I have a hx-35 and I'm about a week away from putting it on.im going to run a 4" maf with 42# and a C2 chip with a large front mount and external 44mm wastegate I will keep you posted it looks like this turbo should build boost @ 35-4000rpm. Im waiting on my U-bends and couplers and I will begin the project. 
as far as the internal wastegate they make a flange with a bolt in it to keep the gate shut or you can weld it or make sum sort of bracket to hold it shut.


----------



## ade007 (Jun 12, 2007)

i had hx35 12cm on a 12v vrt with megasquirt 1psi @ 2596rpm and 24psi at 3395rpm its a nice street turbo but hard on the gearbox


----------



## vw_dred (Mar 27, 2002)

*Re: HX30 or HX35 VR6??? (JRector)*


_Quote, originally posted by *JRector* »_I am looking to turbo my vr. I have the #42lb injectors with a flashed ECU and 4 inch MAF housing along with the Intercooler. I've been doing a lot of research on turbos and saw that an HX turbo would be good to make power with. I am looking to make around 400-450whp. Which would be a better turbo to run, an HX30 or HX35??

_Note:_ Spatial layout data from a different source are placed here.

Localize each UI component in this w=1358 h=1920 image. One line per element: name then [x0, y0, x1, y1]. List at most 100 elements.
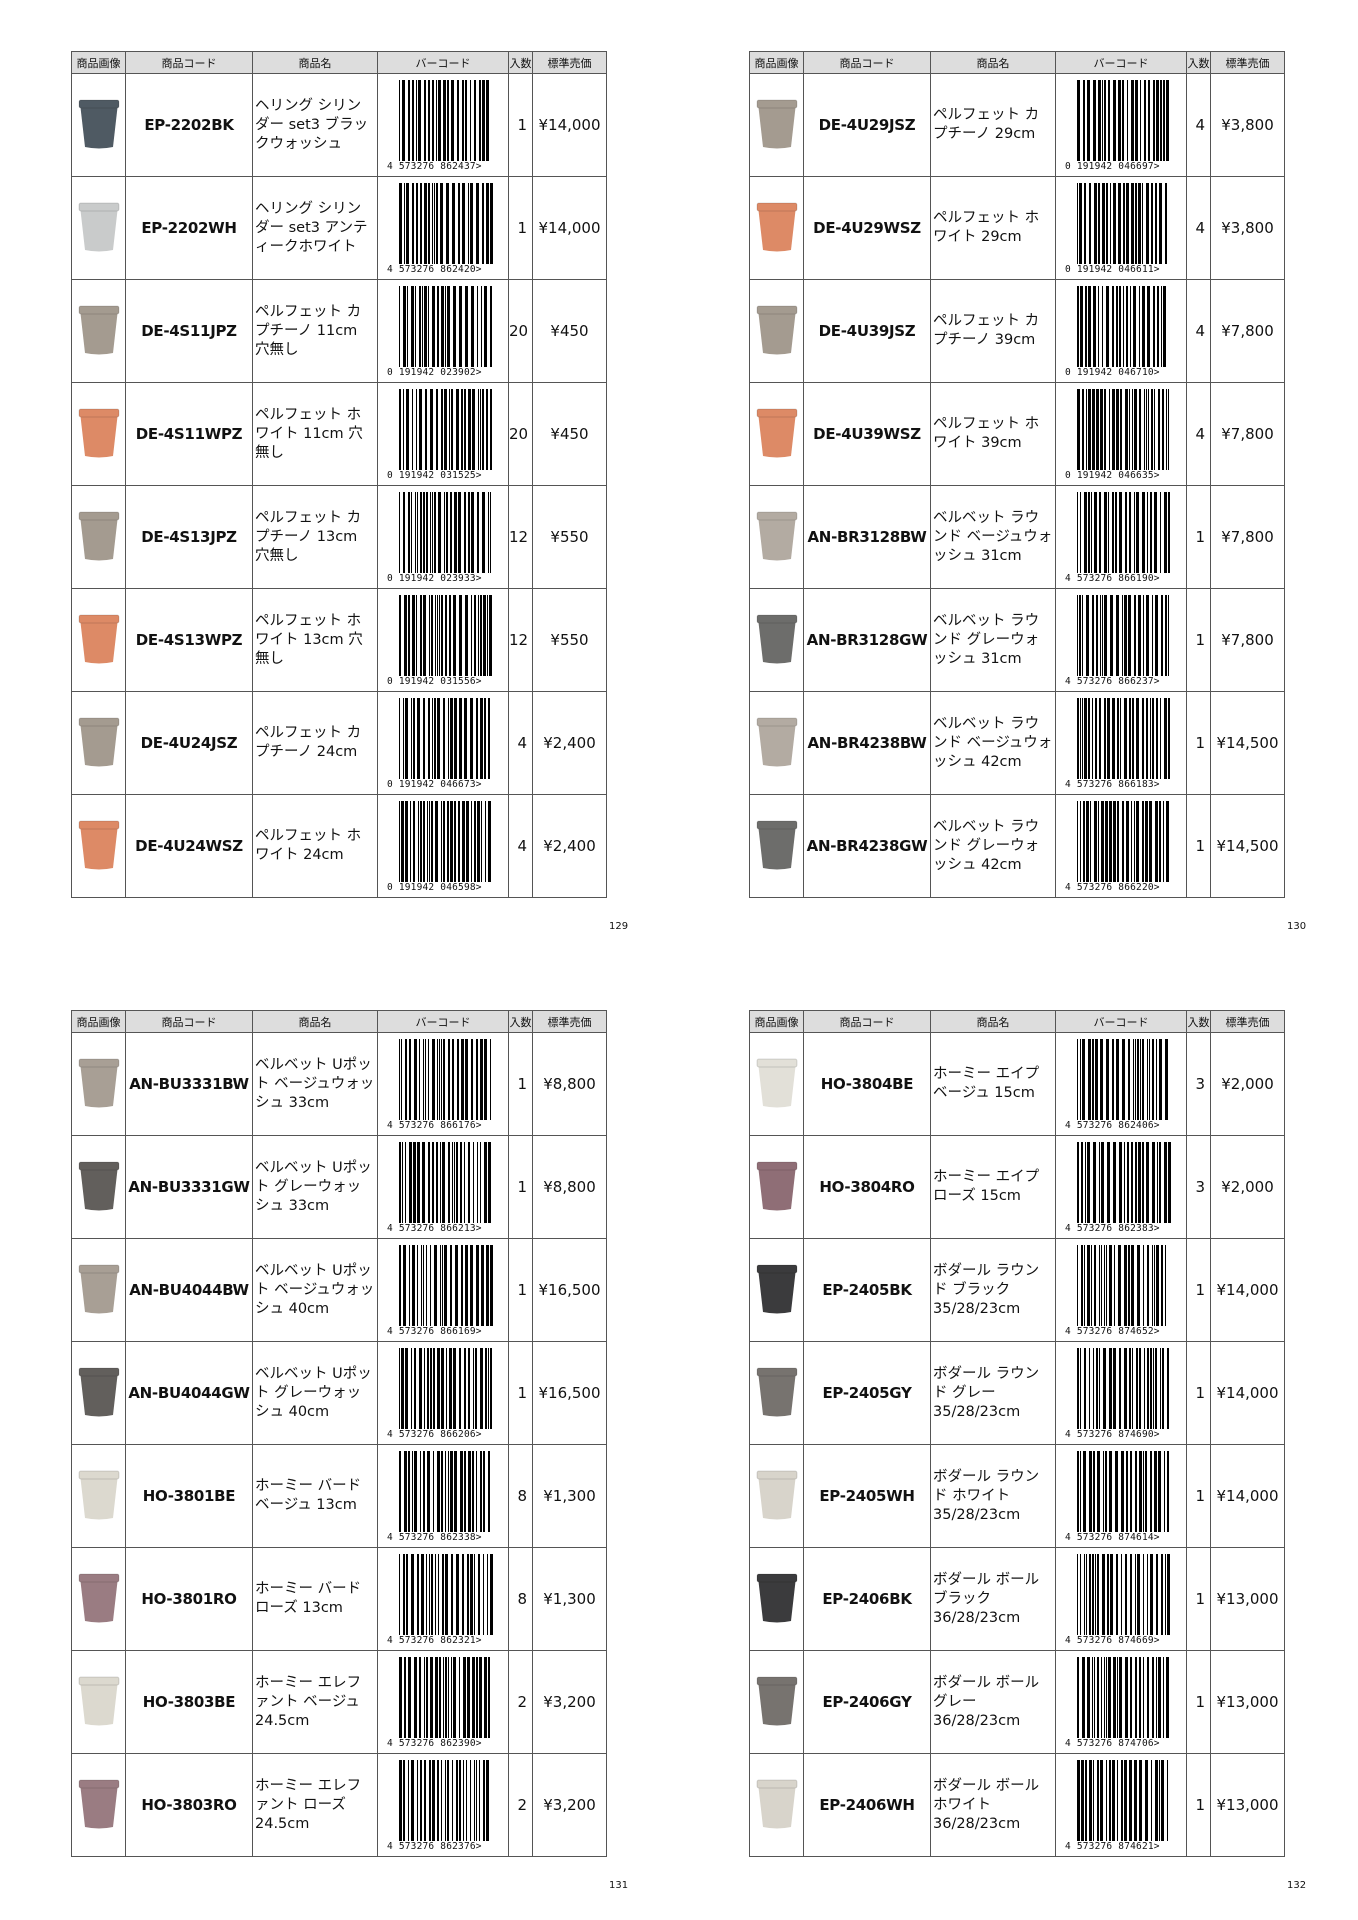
- barcode-bar: [1150, 1348, 1152, 1434]
- product-image-cell: [749, 1547, 804, 1651]
- product-code: EP-2202WH: [125, 176, 253, 280]
- barcode-bar: [1126, 801, 1129, 887]
- barcode-bar: [1135, 80, 1138, 166]
- barcode-bar: [399, 286, 400, 372]
- product-name: ホーミー エイプ ローズ 15cm: [930, 1135, 1056, 1239]
- barcode-bar: [1125, 389, 1128, 475]
- barcode-number: 4 573276 862390>: [387, 1738, 499, 1749]
- barcode-bar: [399, 80, 400, 166]
- barcode-bar: [486, 1760, 489, 1846]
- barcode-bar: [478, 389, 479, 475]
- pot-shape: [79, 721, 118, 767]
- barcode-bar: [419, 389, 422, 475]
- barcode-bar: [465, 1039, 468, 1125]
- barcode-bar: [1120, 389, 1122, 475]
- product-image: [756, 1470, 797, 1520]
- barcode-bar: [1152, 595, 1153, 681]
- barcode-bar: [434, 1245, 437, 1331]
- price: ¥7,800: [1210, 382, 1285, 486]
- barcode-bar: [1126, 183, 1129, 269]
- barcode-bar: [1160, 80, 1162, 166]
- barcode-bar: [468, 1142, 470, 1228]
- barcode-bar: [411, 1760, 414, 1846]
- barcode-bars: [399, 389, 492, 475]
- barcode-bar: [1097, 1760, 1099, 1846]
- quantity: 8: [508, 1444, 533, 1548]
- barcode-bar: [1094, 1245, 1096, 1331]
- barcode-bar: [425, 1039, 426, 1125]
- pot-rim: [78, 1676, 119, 1686]
- barcode-bar: [476, 698, 478, 784]
- barcode-bar: [457, 80, 459, 166]
- barcode-bar: [434, 492, 436, 578]
- product-code: AN-BR4238BW: [803, 691, 931, 795]
- barcode-bar: [1134, 492, 1135, 578]
- barcode-bar: [1136, 698, 1139, 784]
- product-row: HO-3801RO ホーミー バード ローズ 13cm 4 573276 86232…: [71, 1547, 607, 1651]
- product-name: ペルフェット カプチーノ 24cm: [252, 691, 378, 795]
- barcode-bar: [1116, 1039, 1119, 1125]
- column-header: 商品コード: [125, 51, 253, 74]
- barcode-number: 4 573276 862437>: [387, 161, 499, 172]
- barcode-bar: [452, 183, 455, 269]
- column-header: バーコード: [377, 1010, 509, 1033]
- product-image-cell: [71, 1341, 126, 1445]
- barcode-bar: [441, 1348, 444, 1434]
- barcode-bar: [1081, 1245, 1083, 1331]
- barcode-bar: [1121, 1760, 1123, 1846]
- barcode-bar: [1110, 1554, 1113, 1640]
- pot-shape: [79, 309, 118, 355]
- barcode-number: 0 191942 046710>: [1065, 367, 1177, 378]
- pot-shape: [757, 721, 796, 767]
- product-image: [78, 202, 119, 252]
- column-header: 標準売価: [1210, 1010, 1285, 1033]
- barcode: 0 191942 023933>: [387, 490, 499, 584]
- product-code: HO-3803BE: [125, 1650, 253, 1754]
- product-image-cell: [71, 382, 126, 486]
- header-row: 商品画像 商品コード 商品名 バーコード 入数 標準売価: [71, 1010, 607, 1033]
- barcode-bar: [478, 1554, 480, 1640]
- barcode-bar: [1092, 389, 1095, 475]
- barcode-bar: [437, 595, 438, 681]
- quantity: 12: [508, 485, 533, 589]
- barcode-bar: [448, 698, 449, 784]
- barcode-bar: [448, 1451, 449, 1537]
- barcode-bar: [1094, 492, 1097, 578]
- barcode-cell: 0 191942 023933>: [377, 485, 509, 589]
- barcode-bar: [404, 183, 405, 269]
- product-code: DE-4S13JPZ: [125, 485, 253, 589]
- barcode-bars: [399, 1245, 493, 1331]
- barcode-bar: [480, 1039, 483, 1125]
- barcode-bar: [488, 1657, 490, 1743]
- barcode-bar: [450, 1451, 453, 1537]
- barcode-cell: 0 191942 046611>: [1055, 176, 1187, 280]
- product-image: [78, 1676, 119, 1726]
- barcode-bar: [1084, 1348, 1086, 1434]
- barcode-bar: [471, 1039, 473, 1125]
- pot-rim: [78, 614, 119, 624]
- barcode-bars: [1077, 1554, 1170, 1640]
- product-name: ボダール ラウンド グレー 35/28/23cm: [930, 1341, 1056, 1445]
- product-image-cell: [749, 1650, 804, 1754]
- column-header: 商品画像: [749, 1010, 804, 1033]
- barcode-bar: [490, 1554, 493, 1640]
- product-image: [756, 1779, 797, 1829]
- barcode-bar: [1143, 1657, 1144, 1743]
- table-body: EP-2202BK ヘリング シリンダー set3 ブラックウォッシュ 4 5732…: [71, 73, 607, 898]
- product-image: [756, 511, 797, 561]
- quantity: 1: [1186, 588, 1211, 692]
- price: ¥7,800: [1210, 279, 1285, 383]
- barcode-bars: [1077, 183, 1167, 269]
- barcode-bar: [1165, 1039, 1168, 1125]
- barcode-cell: 4 573276 874706>: [1055, 1650, 1187, 1754]
- column-header: バーコード: [1055, 51, 1187, 74]
- barcode-bar: [1155, 1760, 1158, 1846]
- barcode-bar: [1109, 1348, 1112, 1434]
- barcode-bar: [424, 1348, 425, 1434]
- price: ¥2,400: [532, 691, 607, 795]
- barcode-bars: [1077, 801, 1169, 887]
- barcode-bar: [1167, 1760, 1168, 1846]
- barcode-bar: [1151, 389, 1153, 475]
- barcode-bar: [1115, 492, 1117, 578]
- barcode-bar: [472, 1657, 475, 1743]
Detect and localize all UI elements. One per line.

HX30 is out of the question - too small. I personally wouldn't run the HX35 on a VR with anything smaller than a 14cm housing - preferably a 16cm.


----------



## JRector (Dec 17, 2007)

*Re: HX30 or HX35 VR6??? (vw_dred)*

ok so i need to buy an h35 with a bigger housing or can you buy it individually and stick it on the turbo


----------



## turboit (Oct 4, 2001)

*Re: HX30 or HX35 VR6??? (JRector)*


_Quote, originally posted by *JRector* »_ok so i need to buy an h35 with a bigger housing or can you buy it individually and stick it on the turbo

you can find most hx35's with a 12cm or smaller housing. I have never seen them for sale with bigger. However you can buy the bigger housings sometimes you can get lucky on ebay or you can buy the exhaust housings individually from high tech turbo high tech turbo


----------



## all-starr-me (Jul 14, 2003)

*Re: HX30 or HX35 VR6??? (JRector)*

i have a Hx35 with a 14cm^2 non wastegated housing i plan on running. at some point i plan to do a hx40 compressor wheel and play with a 16cm as well though.


----------